Initiating Transdermal Estradiol Therapy in Turner's Syndrome

Status:
Terminated
Trial end date:
2011-03-01
Target enrollment:
0
Participant gender:
Female
Summary
This is a multicenter, randomized, controlled, semi-blinded study to compare two low doses of estradiol administered by recently available transdermal patches for the initiation of puberty in Turner syndrome girls 11.5-13.0 years old in conjunction with growth hormone (GH) therapy.
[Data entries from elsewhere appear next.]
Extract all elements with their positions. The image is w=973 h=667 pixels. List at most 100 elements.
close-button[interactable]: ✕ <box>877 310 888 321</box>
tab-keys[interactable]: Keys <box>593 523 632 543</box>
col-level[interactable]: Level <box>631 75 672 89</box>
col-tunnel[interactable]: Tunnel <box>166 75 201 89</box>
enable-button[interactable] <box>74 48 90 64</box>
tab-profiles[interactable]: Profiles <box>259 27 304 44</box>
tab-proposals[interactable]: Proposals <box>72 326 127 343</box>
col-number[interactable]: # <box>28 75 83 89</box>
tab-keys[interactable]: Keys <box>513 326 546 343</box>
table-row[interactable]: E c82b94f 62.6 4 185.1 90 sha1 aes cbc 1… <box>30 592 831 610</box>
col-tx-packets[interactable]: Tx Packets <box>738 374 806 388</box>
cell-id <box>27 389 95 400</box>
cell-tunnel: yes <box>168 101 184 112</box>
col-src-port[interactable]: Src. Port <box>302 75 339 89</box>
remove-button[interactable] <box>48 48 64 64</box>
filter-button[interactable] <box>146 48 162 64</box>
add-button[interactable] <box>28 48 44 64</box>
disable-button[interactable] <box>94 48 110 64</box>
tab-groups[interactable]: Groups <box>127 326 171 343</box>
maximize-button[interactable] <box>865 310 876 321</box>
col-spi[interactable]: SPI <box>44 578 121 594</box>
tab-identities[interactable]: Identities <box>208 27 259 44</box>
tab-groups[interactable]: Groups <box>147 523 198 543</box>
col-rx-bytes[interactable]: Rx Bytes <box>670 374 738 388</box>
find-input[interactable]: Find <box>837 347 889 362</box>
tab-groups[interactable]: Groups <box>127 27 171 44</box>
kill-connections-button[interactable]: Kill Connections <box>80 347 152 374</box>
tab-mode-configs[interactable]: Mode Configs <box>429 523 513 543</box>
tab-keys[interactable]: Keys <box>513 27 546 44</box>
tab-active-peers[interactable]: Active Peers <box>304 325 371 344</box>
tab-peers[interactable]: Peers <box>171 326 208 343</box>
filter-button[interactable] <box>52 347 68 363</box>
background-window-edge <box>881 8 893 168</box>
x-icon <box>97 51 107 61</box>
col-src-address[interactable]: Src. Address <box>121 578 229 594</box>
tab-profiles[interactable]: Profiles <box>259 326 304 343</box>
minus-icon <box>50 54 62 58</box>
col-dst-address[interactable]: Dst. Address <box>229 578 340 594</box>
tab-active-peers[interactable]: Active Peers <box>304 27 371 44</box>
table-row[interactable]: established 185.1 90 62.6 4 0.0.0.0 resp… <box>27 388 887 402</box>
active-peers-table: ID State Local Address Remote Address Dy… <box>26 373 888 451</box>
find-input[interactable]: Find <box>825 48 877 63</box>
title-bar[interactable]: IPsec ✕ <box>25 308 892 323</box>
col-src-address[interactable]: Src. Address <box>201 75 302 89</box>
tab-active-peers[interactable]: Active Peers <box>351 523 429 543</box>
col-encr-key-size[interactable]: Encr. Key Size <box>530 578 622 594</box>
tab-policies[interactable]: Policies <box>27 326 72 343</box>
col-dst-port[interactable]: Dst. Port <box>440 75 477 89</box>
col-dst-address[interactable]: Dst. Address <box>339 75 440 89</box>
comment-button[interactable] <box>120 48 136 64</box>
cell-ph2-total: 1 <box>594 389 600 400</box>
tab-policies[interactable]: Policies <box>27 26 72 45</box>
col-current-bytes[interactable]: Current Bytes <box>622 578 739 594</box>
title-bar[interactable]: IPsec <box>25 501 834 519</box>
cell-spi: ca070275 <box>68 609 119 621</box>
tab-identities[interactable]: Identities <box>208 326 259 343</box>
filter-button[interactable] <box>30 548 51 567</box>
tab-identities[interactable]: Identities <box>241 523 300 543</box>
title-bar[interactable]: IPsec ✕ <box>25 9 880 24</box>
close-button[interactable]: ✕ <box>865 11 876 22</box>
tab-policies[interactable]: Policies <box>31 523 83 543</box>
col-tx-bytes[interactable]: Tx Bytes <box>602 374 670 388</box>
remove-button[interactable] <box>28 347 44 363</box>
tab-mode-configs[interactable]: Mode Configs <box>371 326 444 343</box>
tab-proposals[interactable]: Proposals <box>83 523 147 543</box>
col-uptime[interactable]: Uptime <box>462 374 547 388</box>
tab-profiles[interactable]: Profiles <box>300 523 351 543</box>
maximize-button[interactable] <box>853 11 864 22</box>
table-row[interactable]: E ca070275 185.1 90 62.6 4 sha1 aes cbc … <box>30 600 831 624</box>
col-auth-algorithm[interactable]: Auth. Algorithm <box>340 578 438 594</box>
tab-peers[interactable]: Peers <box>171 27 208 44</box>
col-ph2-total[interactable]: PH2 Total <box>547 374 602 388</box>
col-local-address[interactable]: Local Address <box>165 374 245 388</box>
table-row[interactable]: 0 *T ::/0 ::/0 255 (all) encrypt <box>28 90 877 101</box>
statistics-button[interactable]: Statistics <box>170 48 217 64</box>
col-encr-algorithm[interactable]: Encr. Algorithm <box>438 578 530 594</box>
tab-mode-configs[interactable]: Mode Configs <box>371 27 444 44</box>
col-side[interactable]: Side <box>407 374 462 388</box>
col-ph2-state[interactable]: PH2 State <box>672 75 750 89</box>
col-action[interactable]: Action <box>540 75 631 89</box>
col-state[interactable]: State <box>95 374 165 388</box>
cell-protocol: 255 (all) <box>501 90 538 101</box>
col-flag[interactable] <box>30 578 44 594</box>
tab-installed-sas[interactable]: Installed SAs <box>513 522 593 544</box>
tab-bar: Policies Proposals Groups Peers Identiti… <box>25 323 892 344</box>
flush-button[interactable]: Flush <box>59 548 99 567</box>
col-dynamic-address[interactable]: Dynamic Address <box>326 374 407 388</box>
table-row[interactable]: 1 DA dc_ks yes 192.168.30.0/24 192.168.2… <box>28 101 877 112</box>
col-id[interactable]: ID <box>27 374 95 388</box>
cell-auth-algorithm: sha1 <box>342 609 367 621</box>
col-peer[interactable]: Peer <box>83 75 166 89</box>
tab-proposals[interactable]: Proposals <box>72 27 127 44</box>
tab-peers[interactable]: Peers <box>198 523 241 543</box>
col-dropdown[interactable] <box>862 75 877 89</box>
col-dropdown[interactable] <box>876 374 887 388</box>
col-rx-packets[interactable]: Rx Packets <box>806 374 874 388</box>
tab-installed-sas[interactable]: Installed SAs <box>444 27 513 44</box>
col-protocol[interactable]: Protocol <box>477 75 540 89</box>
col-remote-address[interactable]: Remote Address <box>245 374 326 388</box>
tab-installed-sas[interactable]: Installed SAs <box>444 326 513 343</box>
The specific hypotheses to be tested are: when combined with growth hormone (GH) treatment, low dose transdermal estradiol (LTE2) replacement will be more effective in stimulating feminization, height velocity, and bone mineral density without compromising growth potential than very low dose transdermal estradiol (VLTE2), which will in turn be superior to GH alone in effects on feminization, height velocity, and bone mineral density.
Phase:
Phase 1
Accepts Healthy Volunteers?
No
Details
Lead Sponsor:
University of Chicago
Collaborators:
Johns Hopkins University
Massachusetts General Hospital
Novo Nordisk A/S
Thomas Jefferson University
University of Michigan
University of Oklahoma
University of South Florida
Treatments:
Estradiol
Estradiol 17 beta-cypionate
Estradiol 3-benzoate
Estradiol valerate
Polyestradiol phosphate
Criteria
Inclusion Criteria:

- 60 subjects will be recruited from participating Pediatric Endocrinology Clinics in
the United States.

- Subjects will be 11.5-13.0 years of age and must have completed at least 6 months of
GH therapy prior to the study.

- Subjects may not have had any estrogen prior to the study. All subjects must be breast
stage 1 and euthyroid prior to the study

- Those on thyroid medication will continue the appropriate thyroid replacement therapy
during the study.

Exclusion Criteria:

- On estrogen therapy, breast stage 2 or greater, not on GH for at least 6 months.